Dünya

Kanser tedavisinde bazı bitkisel ilaçlar 'yarardan çok zarar veriyor'

14 Kasım 2019 15:41

Kanser uzmanları, bazı bitkisel ilaçların kanser hastalarının tedavisini olumsuz etkileyebileceği, bu nedenle doktora danışmadan alternatif bitkisel ilaçlara yönelmemek gerektiği uyarısında bulundu.

Portekiz'in başkenti Lizbon'da düzenlenen İleri Düzey Meme Kanseri konferansına katılan uzmanlar, bu ilaçların kemoterapi ve hormon tedavisini olumsuz etkileyebileceğini ve yaraların iyileşmesini geciktirebileceğini söyledi.

Konferansta konuşan Portekizli Profesör Maria Joao Cardoso, kanser tedavisini yürüten doktorların çoğu kez hastaların kendi başına aldıkları bitkisel ilaçlardan haberdar olmadıklarını belirtti.

Her beş meme kanseri vakasından birinde kanserin cilde yayılarak yaralara yol açtığı, hastaların kullandığı bitkisel kremlerin ise yaraların iyileşmesini geciktirdiği ifade ediliyor.

Cardoso, "Cilde yayılmış olan kanser vakalarında hastaların alternatif bitkisel ilaçlara yönelmeden önce doktora danışması çok önemli" dedi.

Hangi bitkisel ilaçlardan kaçınmalı?

Sarımsak, zencefil, zerdeçal, ginko, ginseng, akdiken, at kestanesi gibi bitkisel ürünler kanın pıhtılaşmasını geciktiriyor.

Birçok hastanın, tedaviye yardımcı olması umuduyla bu tür ilaçlar kullandığını söyleyen Cardoso, "Bu bitkisel ilaçlar ve kremler kanser tedavisini olumsuz etkileyebilir.
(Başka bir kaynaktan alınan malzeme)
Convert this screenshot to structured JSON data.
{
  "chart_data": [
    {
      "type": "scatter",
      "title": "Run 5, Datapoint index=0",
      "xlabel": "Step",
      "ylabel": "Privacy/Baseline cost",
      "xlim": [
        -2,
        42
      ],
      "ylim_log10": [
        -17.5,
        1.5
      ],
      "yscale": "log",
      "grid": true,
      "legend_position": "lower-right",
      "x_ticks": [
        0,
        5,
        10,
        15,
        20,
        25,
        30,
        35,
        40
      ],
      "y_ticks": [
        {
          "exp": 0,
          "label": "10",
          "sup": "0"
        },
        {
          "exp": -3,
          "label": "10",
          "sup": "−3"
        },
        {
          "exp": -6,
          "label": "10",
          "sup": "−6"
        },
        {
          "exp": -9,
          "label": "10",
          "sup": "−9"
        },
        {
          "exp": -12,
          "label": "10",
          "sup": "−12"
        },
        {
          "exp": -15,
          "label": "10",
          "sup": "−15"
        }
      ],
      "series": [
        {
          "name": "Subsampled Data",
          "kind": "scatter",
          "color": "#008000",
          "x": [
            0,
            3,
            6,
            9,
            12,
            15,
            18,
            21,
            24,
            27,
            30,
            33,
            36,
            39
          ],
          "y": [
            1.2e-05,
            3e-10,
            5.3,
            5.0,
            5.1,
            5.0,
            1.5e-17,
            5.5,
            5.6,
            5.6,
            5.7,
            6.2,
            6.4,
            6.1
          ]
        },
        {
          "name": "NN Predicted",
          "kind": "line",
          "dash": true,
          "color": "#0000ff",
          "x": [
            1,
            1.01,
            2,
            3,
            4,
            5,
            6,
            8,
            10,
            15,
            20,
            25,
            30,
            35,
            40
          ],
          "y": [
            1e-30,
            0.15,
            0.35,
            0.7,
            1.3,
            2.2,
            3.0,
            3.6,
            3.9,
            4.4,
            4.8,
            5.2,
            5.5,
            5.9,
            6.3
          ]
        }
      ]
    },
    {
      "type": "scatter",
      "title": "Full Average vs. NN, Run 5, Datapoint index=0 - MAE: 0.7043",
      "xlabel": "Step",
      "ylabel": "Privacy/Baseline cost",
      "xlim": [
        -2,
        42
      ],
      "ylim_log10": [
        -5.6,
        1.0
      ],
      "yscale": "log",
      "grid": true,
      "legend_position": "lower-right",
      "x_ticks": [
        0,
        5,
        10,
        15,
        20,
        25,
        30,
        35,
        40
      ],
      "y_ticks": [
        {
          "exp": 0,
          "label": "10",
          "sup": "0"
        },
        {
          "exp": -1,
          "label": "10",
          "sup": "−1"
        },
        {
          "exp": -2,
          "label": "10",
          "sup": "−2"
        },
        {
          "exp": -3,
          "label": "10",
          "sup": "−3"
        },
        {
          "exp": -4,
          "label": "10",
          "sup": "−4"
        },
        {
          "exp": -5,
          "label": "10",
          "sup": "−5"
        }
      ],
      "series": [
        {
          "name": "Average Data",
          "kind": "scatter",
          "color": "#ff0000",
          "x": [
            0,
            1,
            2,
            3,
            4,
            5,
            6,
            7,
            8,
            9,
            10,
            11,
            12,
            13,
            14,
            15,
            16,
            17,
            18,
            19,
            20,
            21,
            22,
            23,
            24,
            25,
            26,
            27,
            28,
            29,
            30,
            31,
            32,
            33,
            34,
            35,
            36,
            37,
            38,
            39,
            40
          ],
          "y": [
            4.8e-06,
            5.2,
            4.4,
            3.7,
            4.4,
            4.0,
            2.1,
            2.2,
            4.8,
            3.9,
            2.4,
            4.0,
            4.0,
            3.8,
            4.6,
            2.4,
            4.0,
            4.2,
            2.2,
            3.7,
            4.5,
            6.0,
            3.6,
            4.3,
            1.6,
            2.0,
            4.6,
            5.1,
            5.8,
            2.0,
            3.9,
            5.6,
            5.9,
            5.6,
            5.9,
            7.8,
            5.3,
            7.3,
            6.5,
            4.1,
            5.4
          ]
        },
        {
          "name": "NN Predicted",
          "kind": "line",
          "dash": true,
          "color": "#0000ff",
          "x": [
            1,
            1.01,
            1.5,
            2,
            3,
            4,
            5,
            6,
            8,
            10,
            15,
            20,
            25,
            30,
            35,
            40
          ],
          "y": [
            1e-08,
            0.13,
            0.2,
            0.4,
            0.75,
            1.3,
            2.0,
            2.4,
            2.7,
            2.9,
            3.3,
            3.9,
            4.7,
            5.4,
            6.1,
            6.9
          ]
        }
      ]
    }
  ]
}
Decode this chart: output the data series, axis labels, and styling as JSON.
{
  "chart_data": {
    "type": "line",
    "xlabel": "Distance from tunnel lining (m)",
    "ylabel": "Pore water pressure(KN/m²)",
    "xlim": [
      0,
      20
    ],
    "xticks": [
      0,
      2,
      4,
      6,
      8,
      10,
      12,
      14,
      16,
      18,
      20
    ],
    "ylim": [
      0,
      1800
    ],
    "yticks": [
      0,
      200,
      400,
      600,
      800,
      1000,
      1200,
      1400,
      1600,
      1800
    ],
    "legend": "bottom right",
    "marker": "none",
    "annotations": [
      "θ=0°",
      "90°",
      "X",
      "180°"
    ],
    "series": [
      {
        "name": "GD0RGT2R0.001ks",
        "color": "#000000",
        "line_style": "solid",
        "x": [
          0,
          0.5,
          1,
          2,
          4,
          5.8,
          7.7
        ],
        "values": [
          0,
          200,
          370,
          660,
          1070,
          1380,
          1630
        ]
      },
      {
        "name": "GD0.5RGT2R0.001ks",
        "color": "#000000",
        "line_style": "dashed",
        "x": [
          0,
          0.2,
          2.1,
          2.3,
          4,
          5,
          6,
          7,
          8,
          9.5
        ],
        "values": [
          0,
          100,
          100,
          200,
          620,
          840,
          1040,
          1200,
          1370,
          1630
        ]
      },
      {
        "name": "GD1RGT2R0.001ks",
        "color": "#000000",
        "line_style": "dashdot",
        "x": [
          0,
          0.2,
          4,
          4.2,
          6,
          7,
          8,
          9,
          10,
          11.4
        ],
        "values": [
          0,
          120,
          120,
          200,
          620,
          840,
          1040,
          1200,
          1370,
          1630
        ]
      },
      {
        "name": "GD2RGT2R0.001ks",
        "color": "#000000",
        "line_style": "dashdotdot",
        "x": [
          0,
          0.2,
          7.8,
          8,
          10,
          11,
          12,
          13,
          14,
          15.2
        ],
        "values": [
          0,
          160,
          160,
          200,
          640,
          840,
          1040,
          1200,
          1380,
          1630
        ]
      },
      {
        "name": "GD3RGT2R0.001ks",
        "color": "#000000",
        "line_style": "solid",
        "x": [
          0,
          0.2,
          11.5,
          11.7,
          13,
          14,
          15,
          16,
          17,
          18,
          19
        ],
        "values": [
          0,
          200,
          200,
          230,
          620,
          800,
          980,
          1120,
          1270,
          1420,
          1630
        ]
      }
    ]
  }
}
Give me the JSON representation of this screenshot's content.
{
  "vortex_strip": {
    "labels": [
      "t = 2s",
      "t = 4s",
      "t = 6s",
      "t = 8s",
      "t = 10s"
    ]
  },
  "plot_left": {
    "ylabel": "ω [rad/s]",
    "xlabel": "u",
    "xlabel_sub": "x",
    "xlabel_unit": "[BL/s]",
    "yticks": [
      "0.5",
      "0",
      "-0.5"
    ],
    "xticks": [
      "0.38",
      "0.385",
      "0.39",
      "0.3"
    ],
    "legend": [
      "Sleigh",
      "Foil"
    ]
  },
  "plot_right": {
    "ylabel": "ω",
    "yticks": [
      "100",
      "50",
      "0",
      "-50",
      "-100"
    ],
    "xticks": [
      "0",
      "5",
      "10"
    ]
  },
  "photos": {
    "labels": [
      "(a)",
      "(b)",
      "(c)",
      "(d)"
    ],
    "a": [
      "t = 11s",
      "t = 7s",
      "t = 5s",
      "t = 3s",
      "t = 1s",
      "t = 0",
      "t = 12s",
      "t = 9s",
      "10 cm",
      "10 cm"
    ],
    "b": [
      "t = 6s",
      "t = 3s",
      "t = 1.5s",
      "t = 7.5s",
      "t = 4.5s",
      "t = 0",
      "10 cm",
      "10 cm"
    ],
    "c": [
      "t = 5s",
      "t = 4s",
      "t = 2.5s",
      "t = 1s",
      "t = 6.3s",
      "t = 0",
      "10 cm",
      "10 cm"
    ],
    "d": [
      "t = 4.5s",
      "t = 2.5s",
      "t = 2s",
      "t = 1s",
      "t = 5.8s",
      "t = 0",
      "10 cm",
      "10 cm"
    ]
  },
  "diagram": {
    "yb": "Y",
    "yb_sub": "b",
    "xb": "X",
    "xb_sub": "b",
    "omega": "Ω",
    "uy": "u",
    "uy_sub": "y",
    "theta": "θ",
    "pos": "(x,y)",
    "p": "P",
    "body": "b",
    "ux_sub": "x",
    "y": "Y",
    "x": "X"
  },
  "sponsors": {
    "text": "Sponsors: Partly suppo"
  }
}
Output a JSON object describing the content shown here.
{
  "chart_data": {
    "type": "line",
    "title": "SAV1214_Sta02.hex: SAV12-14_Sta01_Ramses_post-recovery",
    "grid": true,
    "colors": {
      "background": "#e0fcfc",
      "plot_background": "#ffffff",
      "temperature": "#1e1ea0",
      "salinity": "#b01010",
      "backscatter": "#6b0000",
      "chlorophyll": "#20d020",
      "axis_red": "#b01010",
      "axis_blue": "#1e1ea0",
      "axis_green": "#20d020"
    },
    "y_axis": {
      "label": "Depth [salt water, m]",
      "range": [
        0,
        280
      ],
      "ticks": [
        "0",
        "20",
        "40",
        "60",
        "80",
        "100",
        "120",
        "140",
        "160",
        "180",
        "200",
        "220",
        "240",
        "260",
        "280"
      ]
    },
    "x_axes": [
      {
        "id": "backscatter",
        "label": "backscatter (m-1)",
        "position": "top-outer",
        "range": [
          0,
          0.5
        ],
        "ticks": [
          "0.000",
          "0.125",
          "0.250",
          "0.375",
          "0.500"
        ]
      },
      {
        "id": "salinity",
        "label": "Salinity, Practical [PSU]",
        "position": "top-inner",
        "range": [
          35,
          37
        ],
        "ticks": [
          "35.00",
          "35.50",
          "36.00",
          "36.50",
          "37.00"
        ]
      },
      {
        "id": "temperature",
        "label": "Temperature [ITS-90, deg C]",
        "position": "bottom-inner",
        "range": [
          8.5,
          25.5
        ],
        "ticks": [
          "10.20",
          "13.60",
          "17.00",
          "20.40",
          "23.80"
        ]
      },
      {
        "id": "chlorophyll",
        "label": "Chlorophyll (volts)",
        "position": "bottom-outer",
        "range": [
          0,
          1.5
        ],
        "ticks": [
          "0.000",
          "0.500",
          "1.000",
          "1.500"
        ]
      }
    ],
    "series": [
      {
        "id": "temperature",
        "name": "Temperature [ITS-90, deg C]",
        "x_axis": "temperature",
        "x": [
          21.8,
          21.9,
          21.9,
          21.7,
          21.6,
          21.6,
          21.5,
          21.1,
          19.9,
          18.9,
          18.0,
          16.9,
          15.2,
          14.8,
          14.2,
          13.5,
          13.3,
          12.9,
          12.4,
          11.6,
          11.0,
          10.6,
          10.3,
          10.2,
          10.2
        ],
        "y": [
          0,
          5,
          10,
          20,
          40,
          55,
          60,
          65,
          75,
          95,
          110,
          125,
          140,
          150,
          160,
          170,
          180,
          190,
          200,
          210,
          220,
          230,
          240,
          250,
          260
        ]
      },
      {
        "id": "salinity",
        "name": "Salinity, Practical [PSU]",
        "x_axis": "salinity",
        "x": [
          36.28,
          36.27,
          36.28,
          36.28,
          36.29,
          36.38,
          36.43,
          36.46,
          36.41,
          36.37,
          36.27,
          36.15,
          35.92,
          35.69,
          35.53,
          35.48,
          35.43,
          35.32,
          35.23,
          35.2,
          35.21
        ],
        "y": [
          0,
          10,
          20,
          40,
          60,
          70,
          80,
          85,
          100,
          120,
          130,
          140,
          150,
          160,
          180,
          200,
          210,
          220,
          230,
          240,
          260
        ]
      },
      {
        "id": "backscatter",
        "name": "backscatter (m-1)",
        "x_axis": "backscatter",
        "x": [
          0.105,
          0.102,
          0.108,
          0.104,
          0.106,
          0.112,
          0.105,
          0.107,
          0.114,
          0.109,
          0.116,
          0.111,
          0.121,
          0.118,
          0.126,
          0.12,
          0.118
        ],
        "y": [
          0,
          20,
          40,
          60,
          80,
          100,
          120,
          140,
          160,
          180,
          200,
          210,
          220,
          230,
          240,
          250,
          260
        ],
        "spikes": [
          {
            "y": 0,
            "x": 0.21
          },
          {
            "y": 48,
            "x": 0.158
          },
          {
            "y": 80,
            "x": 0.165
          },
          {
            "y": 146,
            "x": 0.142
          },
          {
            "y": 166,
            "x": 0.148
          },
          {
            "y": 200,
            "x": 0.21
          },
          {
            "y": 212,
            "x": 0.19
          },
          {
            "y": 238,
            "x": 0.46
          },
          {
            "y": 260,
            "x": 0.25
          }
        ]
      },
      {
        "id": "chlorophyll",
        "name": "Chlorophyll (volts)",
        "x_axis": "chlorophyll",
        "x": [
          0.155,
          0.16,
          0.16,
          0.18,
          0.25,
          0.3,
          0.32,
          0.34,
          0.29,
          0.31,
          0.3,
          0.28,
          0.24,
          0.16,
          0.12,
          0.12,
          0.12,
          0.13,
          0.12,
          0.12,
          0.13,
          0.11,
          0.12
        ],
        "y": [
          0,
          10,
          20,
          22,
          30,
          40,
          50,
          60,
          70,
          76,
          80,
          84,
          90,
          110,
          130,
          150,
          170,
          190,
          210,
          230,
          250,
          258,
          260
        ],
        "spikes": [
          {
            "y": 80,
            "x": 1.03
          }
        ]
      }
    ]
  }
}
Bunların içerdiği maddeler oldukça karmaşık olup bazıları tedavinin etkisini azaltıcı veya yaranın iyileşmesini geciktirici özellik taşıyor. Bazı ürünler, yararının iyileşmesi için gereken pıhtılaşmayı azaltıyor" diye konuştu.

Cardoso, bu ilaçların bazı durumlarda yarardan çok zarar verebileceği konusunda uyarıda bulundu.

Hastaların internetten yanlış bilgi edinme ihtimalinin yüksek olduğu, bu nedenle herhangi bir tedaviye başlamadan önce mutlaka doktora danışmak gerektiği vurgulanıyor.

İngiltere'deki Kanser Araştırmaları Vakfı (Cancer Research UK) sitesinde, bazı tamamlayıcı ilaçların, geleneksel tedavilerin etkisini azaltabileceği, kanser ilaçlarının vücutta parçalanmasını etkilediği için tedavi sırasında greyfurt ve portakaldan kaçınmak gerektiği ifade ediliyor.

Ancak yoga, akupunktur ve Reiki gibi aktivitelerin hastaların stresle baş etmesine yardımcı olabileceği ve yaşam kalitesini artırabileceği belirtiliyor.